Top N Per Group with Multiple Table Joins

Top N Per Group with Multiple Table Joins - mysql

Based on my research, this is a very common problem which generally has a fairly simple solution. My task is to alter several queries from get all results into get top 3 per group. At first this was going well and I used several recommendations and answers from this site to achieve this (Most Viewed Products). However, I'm running into difficulty with my last one "Best Selling Products" because of multiple joins.
Basically, I need to get all products in order by # highest sales per product in which the maximum products per vendor is 3 I've got multiple tables being joined to create the original query, and each time I attempt to use the variables to generate rankings it produces invalid results. The following should help better understand the issue (I've removed unnecessary fields for brevity):
Product Table
productid | vendorid | approved | active | deleted
Vendor Table
vendorid | approved | active | deleted
Order Table
orderid | `status` | deleted
Order Items Table
orderitemid | orderid | productid | price
Now, my original query to get all results is as follows:
SELECT COUNT(oi.price) AS `NumSales`,
p.productid,
p.vendorid
FROM products p
INNER JOIN vendors v ON (p.vendorid = v.vendorid)
INNER JOIN orders_items oi ON (p.productid = oi.productid)
INNER JOIN orders o ON (oi.orderid = o.orderid)
WHERE (p.Approved = 1 AND p.Active = 1 AND p.Deleted = 0)
AND (v.Approved = 1 AND v.Active = 1 AND v.Deleted = 0)
AND o.`Status` = 'SETTLED'
AND o.Deleted = 0
GROUP BY oi.productid
ORDER BY COUNT(oi.price) DESC
LIMIT 100;
Finally, (and here's where I'm stumped), I'm trying to alter the above statement such that I received only the top 3 product (by # sold) per vendor. I'd add what I have so far, but I'm embarrassed to do so and this question is already a wall of text. I've tried variables but keep getting invalid results. Any help would be greatly appreciated.

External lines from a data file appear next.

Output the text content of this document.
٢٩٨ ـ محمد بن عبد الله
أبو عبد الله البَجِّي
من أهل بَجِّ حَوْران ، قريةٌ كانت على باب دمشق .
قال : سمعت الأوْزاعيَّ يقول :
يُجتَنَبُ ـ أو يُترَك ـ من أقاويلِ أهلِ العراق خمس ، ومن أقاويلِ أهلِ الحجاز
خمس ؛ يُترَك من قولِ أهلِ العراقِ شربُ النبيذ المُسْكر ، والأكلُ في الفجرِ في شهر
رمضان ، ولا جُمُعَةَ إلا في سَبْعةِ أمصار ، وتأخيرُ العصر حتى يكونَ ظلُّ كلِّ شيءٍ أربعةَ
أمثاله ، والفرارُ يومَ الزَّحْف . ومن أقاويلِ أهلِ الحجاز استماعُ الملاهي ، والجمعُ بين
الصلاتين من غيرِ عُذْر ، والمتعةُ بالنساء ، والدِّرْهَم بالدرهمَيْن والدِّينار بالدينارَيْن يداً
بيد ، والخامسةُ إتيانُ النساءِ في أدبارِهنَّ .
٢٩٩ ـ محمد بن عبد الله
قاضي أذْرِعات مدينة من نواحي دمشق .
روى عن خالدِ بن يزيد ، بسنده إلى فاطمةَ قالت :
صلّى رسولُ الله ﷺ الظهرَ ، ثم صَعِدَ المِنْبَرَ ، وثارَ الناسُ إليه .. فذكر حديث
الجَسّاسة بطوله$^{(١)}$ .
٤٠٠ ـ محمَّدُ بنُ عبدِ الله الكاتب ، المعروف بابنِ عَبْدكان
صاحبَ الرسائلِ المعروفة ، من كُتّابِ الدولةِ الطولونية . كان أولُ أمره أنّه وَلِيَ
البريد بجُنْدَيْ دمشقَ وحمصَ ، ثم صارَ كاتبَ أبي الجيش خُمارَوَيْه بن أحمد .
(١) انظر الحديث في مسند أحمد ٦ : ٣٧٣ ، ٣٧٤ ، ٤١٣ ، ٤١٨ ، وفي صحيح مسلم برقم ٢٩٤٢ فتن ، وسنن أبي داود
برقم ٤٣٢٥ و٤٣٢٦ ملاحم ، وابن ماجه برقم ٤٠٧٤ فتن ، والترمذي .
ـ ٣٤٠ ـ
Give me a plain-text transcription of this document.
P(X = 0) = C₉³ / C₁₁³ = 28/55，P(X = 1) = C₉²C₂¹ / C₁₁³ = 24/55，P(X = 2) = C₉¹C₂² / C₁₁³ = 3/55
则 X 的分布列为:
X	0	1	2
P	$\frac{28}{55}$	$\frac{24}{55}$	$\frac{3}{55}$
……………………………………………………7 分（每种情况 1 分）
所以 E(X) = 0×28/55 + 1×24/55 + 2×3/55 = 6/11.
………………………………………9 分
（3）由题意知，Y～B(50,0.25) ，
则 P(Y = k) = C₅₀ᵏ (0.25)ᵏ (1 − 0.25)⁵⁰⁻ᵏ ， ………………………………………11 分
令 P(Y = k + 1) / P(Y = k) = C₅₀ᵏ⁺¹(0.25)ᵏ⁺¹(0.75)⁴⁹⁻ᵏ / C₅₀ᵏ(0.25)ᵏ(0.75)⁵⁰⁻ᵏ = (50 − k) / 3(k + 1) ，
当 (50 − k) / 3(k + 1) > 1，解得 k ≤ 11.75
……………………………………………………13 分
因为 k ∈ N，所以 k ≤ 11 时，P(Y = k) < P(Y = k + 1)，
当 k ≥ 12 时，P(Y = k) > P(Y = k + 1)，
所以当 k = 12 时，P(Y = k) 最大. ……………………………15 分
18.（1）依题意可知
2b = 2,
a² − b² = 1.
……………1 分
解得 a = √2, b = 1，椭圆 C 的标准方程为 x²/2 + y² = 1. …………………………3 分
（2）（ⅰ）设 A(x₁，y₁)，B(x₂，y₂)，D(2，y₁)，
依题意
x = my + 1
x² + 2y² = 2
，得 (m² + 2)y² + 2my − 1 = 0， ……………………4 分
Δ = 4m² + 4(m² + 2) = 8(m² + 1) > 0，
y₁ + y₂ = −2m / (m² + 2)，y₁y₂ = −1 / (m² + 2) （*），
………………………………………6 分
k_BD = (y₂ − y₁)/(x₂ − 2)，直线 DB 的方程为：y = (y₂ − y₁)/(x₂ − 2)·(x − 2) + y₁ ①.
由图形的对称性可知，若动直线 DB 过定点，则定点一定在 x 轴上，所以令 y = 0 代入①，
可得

Even though you specify LIMIT 100, this type of query will require a full scan and table to be built up, then every record inspected and row numbered before finally filtering for the 100 that you want to display.
select
vendorid, productid, NumSales
from
(
select
vendorid, productid, NumSales,
#r := IF(#g=vendorid,#r+1,1) RowNum,
#g := vendorid
from (select #g:=null) initvars
CROSS JOIN
(
SELECT COUNT(oi.price) AS NumSales,
p.productid,
p.vendorid
FROM products p
INNER JOIN vendors v ON (p.vendorid = v.vendorid)
INNER JOIN orders_items oi ON (p.productid = oi.productid)
INNER JOIN orders o ON (oi.orderid = o.orderid)
WHERE (p.Approved = 1 AND p.Active = 1 AND p.Deleted = 0)
AND (v.Approved = 1 AND v.Active = 1 AND v.Deleted = 0)
AND o.`Status` = 'SETTLED'
AND o.Deleted = 0
GROUP BY p.vendorid, p.productid
ORDER BY p.vendorid, NumSales DESC
) T
) U
WHERE RowNum <= 3
ORDER BY NumSales DESC
LIMIT 100;
The approach here is
Group by to get NumSales
Use variables to row number the sales per vendor/product
Filter the numbered dataset to allow for a max of 3 per vendor
Order the remaining by NumSales DESC and return only 100

I like this elegant solution, however when I run an adapted but similar query on my dev machine I get a non-deterministic result-set returned. I believe this is due to the way the MySql optimiser deals with assigning and reading user variables within the same statement.
From the docs:
As a general rule, you should never assign a value to a user variable and read the value within the same statement. You might get the results you expect, but this is not guaranteed. The order of evaluation for expressions involving user variables is undefined and may change based on the elements contained within a given statement; in addition, this order is not guaranteed to be the same between releases of the MySQL Server.
Just adding this note here in case someone else comes across this weird behaviour.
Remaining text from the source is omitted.